Lift your cup and fill yourself up with a premium brew. You can’t get enough of the good stuff.
This is the truest thing I’ve read all day. Some of the most restorative times I can remember have been when I make time to disappear into the books. At times of burn-out, despair, doubt or fatigue, books like The Poisonwood Bible and The Red Tent, Truth & Beauty and the few I’m reading now(Let The Northern Lights Erase Your Name by Vendela Vida, Cherry by Mary Karr, and Momma Zen!) give me another planet right smack in the middle of this one to hang out on for a while.
Thanks for the daily dose. I just gave you that award, too!
xo Jena
Comment by Jena Strong — January 17, 2008 @ 4:00 pm
Excellent advice! Nothing cures burnout and makes you long to write again like reading something wonderful.
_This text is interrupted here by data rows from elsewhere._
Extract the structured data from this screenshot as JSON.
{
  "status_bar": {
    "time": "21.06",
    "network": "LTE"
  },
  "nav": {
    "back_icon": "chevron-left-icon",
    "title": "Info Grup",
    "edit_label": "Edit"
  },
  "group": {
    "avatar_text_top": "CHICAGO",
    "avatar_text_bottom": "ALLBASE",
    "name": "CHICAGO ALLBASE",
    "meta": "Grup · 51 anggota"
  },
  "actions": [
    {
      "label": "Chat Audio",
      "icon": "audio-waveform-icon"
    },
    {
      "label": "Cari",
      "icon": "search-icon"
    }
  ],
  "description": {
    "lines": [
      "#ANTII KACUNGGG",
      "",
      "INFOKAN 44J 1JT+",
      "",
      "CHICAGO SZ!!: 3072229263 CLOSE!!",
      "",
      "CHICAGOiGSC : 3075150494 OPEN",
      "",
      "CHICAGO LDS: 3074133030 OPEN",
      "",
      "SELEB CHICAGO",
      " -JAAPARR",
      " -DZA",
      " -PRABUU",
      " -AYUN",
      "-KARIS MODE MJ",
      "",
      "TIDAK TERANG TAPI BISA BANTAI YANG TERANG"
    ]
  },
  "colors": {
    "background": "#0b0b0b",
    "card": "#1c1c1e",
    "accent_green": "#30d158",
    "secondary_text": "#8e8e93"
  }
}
Comment by Mama Zen — January 17, 2008 @ 7:28 pm
I love this. There are no new stories, not new things to say. And, no one can say it like we can.
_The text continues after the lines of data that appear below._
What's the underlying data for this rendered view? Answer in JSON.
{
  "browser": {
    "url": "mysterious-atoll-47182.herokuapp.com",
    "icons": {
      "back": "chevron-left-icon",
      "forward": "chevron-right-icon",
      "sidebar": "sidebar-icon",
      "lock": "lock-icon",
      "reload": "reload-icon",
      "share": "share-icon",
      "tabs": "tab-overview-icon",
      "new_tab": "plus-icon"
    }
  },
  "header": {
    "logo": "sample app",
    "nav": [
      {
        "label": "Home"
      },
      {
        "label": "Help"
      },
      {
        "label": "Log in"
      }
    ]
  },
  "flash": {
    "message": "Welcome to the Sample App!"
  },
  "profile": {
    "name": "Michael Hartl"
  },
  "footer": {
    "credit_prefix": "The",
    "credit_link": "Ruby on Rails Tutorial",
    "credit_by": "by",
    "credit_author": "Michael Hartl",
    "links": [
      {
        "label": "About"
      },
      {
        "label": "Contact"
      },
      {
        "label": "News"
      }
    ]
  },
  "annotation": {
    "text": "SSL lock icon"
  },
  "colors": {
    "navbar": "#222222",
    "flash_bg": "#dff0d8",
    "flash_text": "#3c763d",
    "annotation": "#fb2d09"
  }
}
Reading, getting lost in novels, is one of my favorite loves.
Comment by bella — January 17, 2008 @ 7:53 pm
Sometimes we forget that for every “yes” there are hundreds of “no’s”. Sometimes success comes with just one yes, but getting there without giving up is the hard part.
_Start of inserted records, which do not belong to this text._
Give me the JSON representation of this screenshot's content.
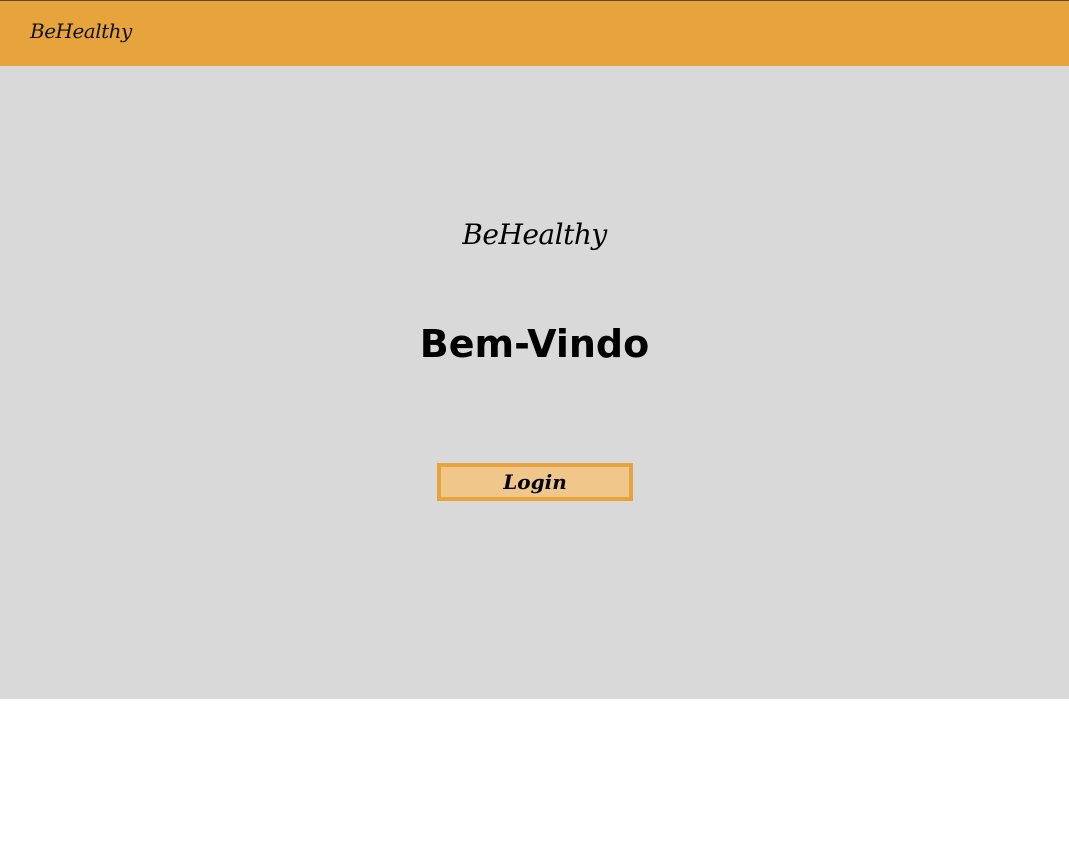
{
  "navbar": {
    "brand": "BeHealthy",
    "background_color": "#e8a43c"
  },
  "main": {
    "background_color": "#d9d9d9",
    "brand": "BeHealthy",
    "welcome_title": "Bem-Vindo",
    "login_button": {
      "label": "Login",
      "fill_color": "#f0c68a",
      "border_color": "#e8a43c"
    }
  }
}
Such a good exercise in not taking the most personal stuff personally.
-m
Comment by Mika — January 17, 2008 @ 9:19 pm
I agree. I learned a while back that there are no new stories – just a fresh way of telling them. And boy do I love to read. I can’t sleep at night unless I first read a few pages of a good novel.
Comment by Shelli — January 18, 2008 @ 3:09 am
It isn’t possible to read too much or to read too much about writing–unless one uses it as a way to avoid the actual writing.
Oh for the love of a good story–and inspiration comes from anywhere. Sometimes when I need to feel like a writer again I read The Phantom Tollbooth, which is NOTHING like what I write, isn’t a woman’s story (whatever that means), and is for children, but something about Milo’s journey makes me brave again–even if it sounds silly.
I wish that bookstores didn’t categorize fiction into genres. Just put all the books together and let us pick what we want to read without the boundaries. A good story is a good story wherever it is on the shelf.
Comment by marta — January 18, 2008 @ 5:06 am
And Marta,you reminded me that I wanted to cite two of the books that have inspired and encouraged me most: the children’s picture books “Pierre’s Dream” and “Miss Rumphius.”
Comment by Karen — January 18, 2008 @ 5:17 am
Excellent advice! I read so many wonderful blogs that inspire me every day in my thoughts and writing.